This story has been told before. Some friends will roll their eyes at hearing it again. But I have to state at the outset that ever since he woke me up in the middle of the night (and on a school night!) in 1994 with a transatlantic phone call to enthuse about having discovered another Stockholm Monsters fan, it has been my fervent belief that John Darnielle can do no wrong.
‘Beat The Champ’ would have had, on paper, the best chance of proving me misguided, for the thought of a record filled with songs about wrestling is hardly the thing to make my heart race. Wrestling is not something that has ever appealed, and despite this Mountain Goats record being so splendidly stuffed with marvellous stories and characters, I admit that my interest remains resolutely far from piqued.

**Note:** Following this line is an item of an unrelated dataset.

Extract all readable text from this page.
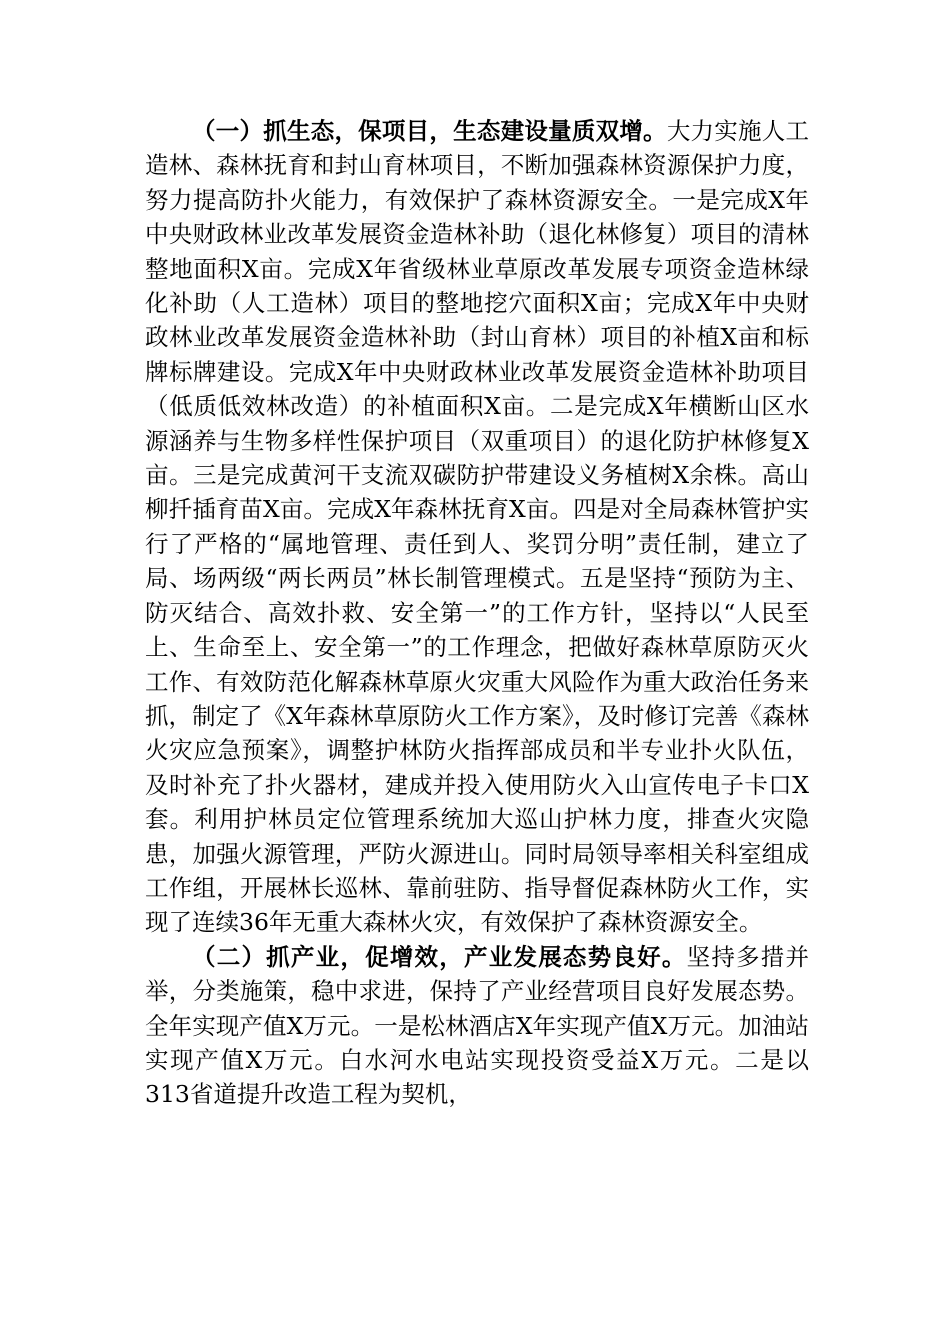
（一）抓生态，保项目，生态建设量质双增。大力实施人工造林、森林抚育和封山育林项目，不断加强森林资源保护力度，努力提高防扑火能力，有效保护了森林资源安全。一是完成X年中央财政林业改革发展资金造林补助（退化林修复）项目的清林整地面积X亩。完成X年省级林业草原改革发展专项资金造林绿化补助（人工造林）项目的整地挖穴面积X亩；完成X年中央财政林业改革发展资金造林补助（封山育林）项目的补植X亩和标牌标牌建设。完成X年中央财政林业改革发展资金造林补助项目（低质低效林改造）的补植面积X亩。二是完成X年横断山区水源涵养与生物多样性保护项目（双重项目）的退化防护林修复X亩。三是完成黄河干支流双碳防护带建设义务植树X余株。高山柳扦插育苗X亩。完成X年森林抚育X亩。四是对全局森林管护实行了严格的“属地管理、责任到人、奖罚分明”责任制，建立了局、场两级“两长两员”林长制管理模式。五是坚持“预防为主、防灭结合、高效扑救、安全第一”的工作方针，坚持以“人民至上、生命至上、安全第一”的工作理念，把做好森林草原防灭火工作、有效防范化解森林草原火灾重大风险作为重大政治任务来抓，制定了《X年森林草原防火工作方案》，及时修订完善《森林火灾应急预案》，调整护林防火指挥部成员和半专业扑火队伍，及时补充了扑火器材，建成并投入使用防火入山宣传电子卡口X套。利用护林员定位管理系统加大巡山护林力度，排查火灾隐患，加强火源管理，严防火源进山。同时局领导率相关科室组成工作组，开展林长巡林、靠前驻防、指导督促森林防火工作，实现了连续36年无重大森林火灾，有效保护了森林资源安全。

（二）抓产业，促增效，产业发展态势良好。坚持多措并举，分类施策，稳中求进，保持了产业经营项目良好发展态势。全年实现产值X万元。一是松林酒店X年实现产值X万元。加油站实现产值X万元。白水河水电站实现投资受益X万元。二是以313省道提升改造工程为契机，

Yet here’s the thing: As a Pop record, a Rock record, a ‘concept’ album if you must, ‘Beat The Champ’ is as astonishingly accomplished and celebratory as you could wish for. This really should be no surprise, for Darnielle and his now well established band have a deeply rich and triumphant back catalogue. To say that none are better than ‘Beat The Champ’ is saying a great deal. Plussing as which the very premise of wrestling is, as Barthes once noted, the very essence of Good versus Evil. It is Entertainment in which masked superheroes battle for supremacy in a gaudy, openly acknowledged arena of illusion and suspended belief. “Comic-book heroes who existed in physical space” as Darnielle himself said. So Pop.
It still does nothing for me though.
‘Beat The Champ’ in contrast does lots for me. I love the fact that the songs are often related through the voices of characters who both express the realities of the ’sport’ and yet transcend those narratives. This is a sign of a great writer (and Darnielle’s novel ‘Wolf In White Van’ has been, predictably perhaps, one of my favourite books of 2015 - one of a handful that tempted me from a steady diet of Golden Age English detective fiction) able to deftly get under the story and get to the essence. Loss, death, disappointment, distance, ache, weariness, whatever. ‘Beat The Champ’ is full of all of these and more.
Musically too ‘Beat The Champ’ is sensational. Veering from punked out, punch drunk explosions to tender, introspective piano interludes, often before you’ve even had time to catch your breath and gather your thoughts, it is a record confident enough to recognise the value of mood and pace changes.
‘Beat The Champ’ is a record that rewards multiple listenings. The multiple narratives and characters slowly seep under your skin and leave a delicious itch, even if (or perhaps especially if) you have zero interest in the historical realities (or otherwise) of the tales being woven. Just don’t let the wrestling put you off.
‘Beat the Champ’ is released on Merge Records and is available from all good record outlets.